Together, We Light the Way

Study of Manual for Teachers 7-16-12

7-16-12
2 Forgiveness might be called a kind of happy fiction; a way in which the unknowing can bridge the gap between their perception and the truth. They cannot go directly from perception to knowledge because they do not think it is their will to do so. This makes God appear to be an enemy instead of what He really is. And it is just this insane perception that makes them unwilling merely to rise up and to return to Him in peace.

We are confused, and in our confusion we have latched onto the idea that we are guilty for our confusion. It is guilt that keeps us bound to the world. It is guilt that causes the fear of God that makes us unwilling to go from perception to knowledge. And so, we are given a bridge to make it possible for us to cross. We have “a kind of happy fiction” that we are calling forgiveness, as a way to appease the guilt and allay the fear that makes us see God as an enemy. 

Though neither miracles nor forgiveness are real, they are necessary. They are the way out of the dream. Over and over I applied forgiveness to the many elements of my dream and watched the miracle occur as anger turned to peace, hatred dissolved into love, as all manner of misperception was unraveled right before my eyes to reveal the truth.

It sometimes seemed as if I dug in my heals and had to be dragged to the next miracle because I was sure that what happened, though amazing, was a rare trick, perhaps never again to be repeated. Then when it finally became obvious that this was possible, I could not believe it could be that simple.

My ego self kept insisting that surely there was more to do than just see that there is actually nothing to forgive, and even if this is so, surely there must be something more for me to do to make the miracle of transformation happen. It could not abide to see itself so unnecessary to the process. I accepted its many delays and distractions as inevitable and while I had gone too far to stop the process, I delayed it as long as I could.

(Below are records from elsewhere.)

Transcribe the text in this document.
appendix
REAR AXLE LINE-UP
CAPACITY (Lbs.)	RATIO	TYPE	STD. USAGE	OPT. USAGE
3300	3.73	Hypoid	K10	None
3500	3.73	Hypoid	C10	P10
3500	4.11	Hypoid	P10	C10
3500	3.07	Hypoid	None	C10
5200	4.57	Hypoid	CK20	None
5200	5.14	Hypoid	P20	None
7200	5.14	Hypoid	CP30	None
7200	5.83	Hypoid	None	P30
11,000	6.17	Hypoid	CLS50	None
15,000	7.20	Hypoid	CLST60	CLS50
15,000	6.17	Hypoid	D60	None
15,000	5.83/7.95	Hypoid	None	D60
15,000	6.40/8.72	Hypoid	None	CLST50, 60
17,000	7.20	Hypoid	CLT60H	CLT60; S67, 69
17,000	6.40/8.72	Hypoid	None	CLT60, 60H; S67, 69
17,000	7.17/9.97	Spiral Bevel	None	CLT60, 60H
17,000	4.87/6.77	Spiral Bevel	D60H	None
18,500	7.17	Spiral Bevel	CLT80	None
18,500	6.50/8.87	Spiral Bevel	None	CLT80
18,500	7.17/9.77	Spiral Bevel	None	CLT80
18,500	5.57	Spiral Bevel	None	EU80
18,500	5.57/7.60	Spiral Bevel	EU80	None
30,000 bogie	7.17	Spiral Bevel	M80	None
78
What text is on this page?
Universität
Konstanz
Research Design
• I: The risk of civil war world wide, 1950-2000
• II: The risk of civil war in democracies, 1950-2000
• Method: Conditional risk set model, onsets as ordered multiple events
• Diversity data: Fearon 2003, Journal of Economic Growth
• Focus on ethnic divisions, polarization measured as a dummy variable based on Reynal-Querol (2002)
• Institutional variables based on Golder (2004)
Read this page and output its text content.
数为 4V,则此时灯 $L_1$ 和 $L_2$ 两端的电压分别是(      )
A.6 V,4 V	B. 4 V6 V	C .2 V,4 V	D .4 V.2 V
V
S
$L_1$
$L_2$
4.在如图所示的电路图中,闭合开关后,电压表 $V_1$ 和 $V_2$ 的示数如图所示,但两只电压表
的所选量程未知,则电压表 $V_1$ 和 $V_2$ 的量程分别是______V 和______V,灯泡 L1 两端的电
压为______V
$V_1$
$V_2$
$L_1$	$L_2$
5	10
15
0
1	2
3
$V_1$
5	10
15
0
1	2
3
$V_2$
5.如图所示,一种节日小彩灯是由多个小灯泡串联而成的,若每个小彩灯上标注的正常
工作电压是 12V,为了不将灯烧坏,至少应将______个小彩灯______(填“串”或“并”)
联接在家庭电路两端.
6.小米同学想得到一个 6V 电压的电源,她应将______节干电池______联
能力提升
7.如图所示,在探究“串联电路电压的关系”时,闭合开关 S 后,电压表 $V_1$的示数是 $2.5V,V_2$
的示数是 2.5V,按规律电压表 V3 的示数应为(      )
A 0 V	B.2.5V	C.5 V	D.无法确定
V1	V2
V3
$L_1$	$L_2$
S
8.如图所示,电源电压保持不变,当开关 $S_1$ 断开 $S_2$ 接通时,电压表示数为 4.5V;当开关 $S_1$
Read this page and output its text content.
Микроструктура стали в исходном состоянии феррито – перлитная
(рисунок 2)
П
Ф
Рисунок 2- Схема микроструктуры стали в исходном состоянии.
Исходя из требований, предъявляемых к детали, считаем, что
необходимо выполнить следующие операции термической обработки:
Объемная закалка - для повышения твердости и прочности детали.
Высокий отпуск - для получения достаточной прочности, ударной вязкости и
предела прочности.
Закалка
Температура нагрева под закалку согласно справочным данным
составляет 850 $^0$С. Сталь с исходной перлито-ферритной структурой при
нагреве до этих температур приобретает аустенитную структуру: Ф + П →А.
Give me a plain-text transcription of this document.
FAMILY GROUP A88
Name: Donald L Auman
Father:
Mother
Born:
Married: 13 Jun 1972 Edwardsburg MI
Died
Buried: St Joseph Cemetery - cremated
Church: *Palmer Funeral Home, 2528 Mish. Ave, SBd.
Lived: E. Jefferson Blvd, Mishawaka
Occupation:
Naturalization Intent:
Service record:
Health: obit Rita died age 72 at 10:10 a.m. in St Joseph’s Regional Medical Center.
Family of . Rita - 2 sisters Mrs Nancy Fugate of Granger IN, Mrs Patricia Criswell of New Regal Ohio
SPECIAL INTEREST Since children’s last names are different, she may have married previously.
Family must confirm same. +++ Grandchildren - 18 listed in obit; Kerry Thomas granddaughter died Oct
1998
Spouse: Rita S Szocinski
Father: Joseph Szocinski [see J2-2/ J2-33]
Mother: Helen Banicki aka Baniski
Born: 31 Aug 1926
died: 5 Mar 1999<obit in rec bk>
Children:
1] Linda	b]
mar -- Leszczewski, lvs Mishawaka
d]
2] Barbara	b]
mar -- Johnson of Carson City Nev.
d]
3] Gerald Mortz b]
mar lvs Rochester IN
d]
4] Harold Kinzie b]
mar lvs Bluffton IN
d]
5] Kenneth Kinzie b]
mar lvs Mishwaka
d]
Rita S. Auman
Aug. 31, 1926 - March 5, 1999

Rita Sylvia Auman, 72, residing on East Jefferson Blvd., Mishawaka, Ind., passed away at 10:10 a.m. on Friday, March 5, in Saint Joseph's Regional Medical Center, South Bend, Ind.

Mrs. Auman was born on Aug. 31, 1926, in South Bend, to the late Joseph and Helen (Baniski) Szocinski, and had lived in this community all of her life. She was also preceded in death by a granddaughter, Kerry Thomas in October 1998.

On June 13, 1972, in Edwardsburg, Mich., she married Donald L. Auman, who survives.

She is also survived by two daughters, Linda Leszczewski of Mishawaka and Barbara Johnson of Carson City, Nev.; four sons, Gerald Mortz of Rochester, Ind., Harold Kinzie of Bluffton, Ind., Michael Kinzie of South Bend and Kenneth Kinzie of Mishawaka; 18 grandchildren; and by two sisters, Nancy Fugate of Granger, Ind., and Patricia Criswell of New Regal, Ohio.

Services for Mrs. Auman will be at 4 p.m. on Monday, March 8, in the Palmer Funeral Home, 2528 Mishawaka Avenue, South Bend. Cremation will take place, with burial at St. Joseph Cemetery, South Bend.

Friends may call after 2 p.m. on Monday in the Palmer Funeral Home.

In delaying the return to God, I was also protracting the painful separation from God, but fear and guilt are powerful blocks and hard to move past, but they depend on my belief for their very existence. The Holy Spirit was given to us to save us from our beliefs. He knows the truth and yet looks on our illusion as well. Because of His unique function He is able to help us bridge the gap. He sees the problem and the solution and He communicates both to us.

I notice that I feel angry or fearful, I see a judgmental thought in my mind, I feel like a victim, whatever form the guilt is taking, I show it to the Holy Spirit and He shows me the problem and provides the solution. Over and over I go through this process, and with infinite patience and gentleness, He leads me from guilt to forgiveness to truth.

This continues until finally I realize that I no longer really believe that I am guilty. I no longer really believe that anyone else is guilty. Since guilt is the glue that holds the illusion together, and since guilt depends on my belief, and I am withdrawing my belief, the miracle of transformation occurs. The illusion dissolves to show me what it had been concealing.

And even in the face of all this, I hesitate and need to be reassured that it could be that simple. Really? To take the next step I just accept that what I know is true, and it is done? I need an angel to talk me over and so of course that illusion is provided as well. And so everything looks the same, but everything has changed.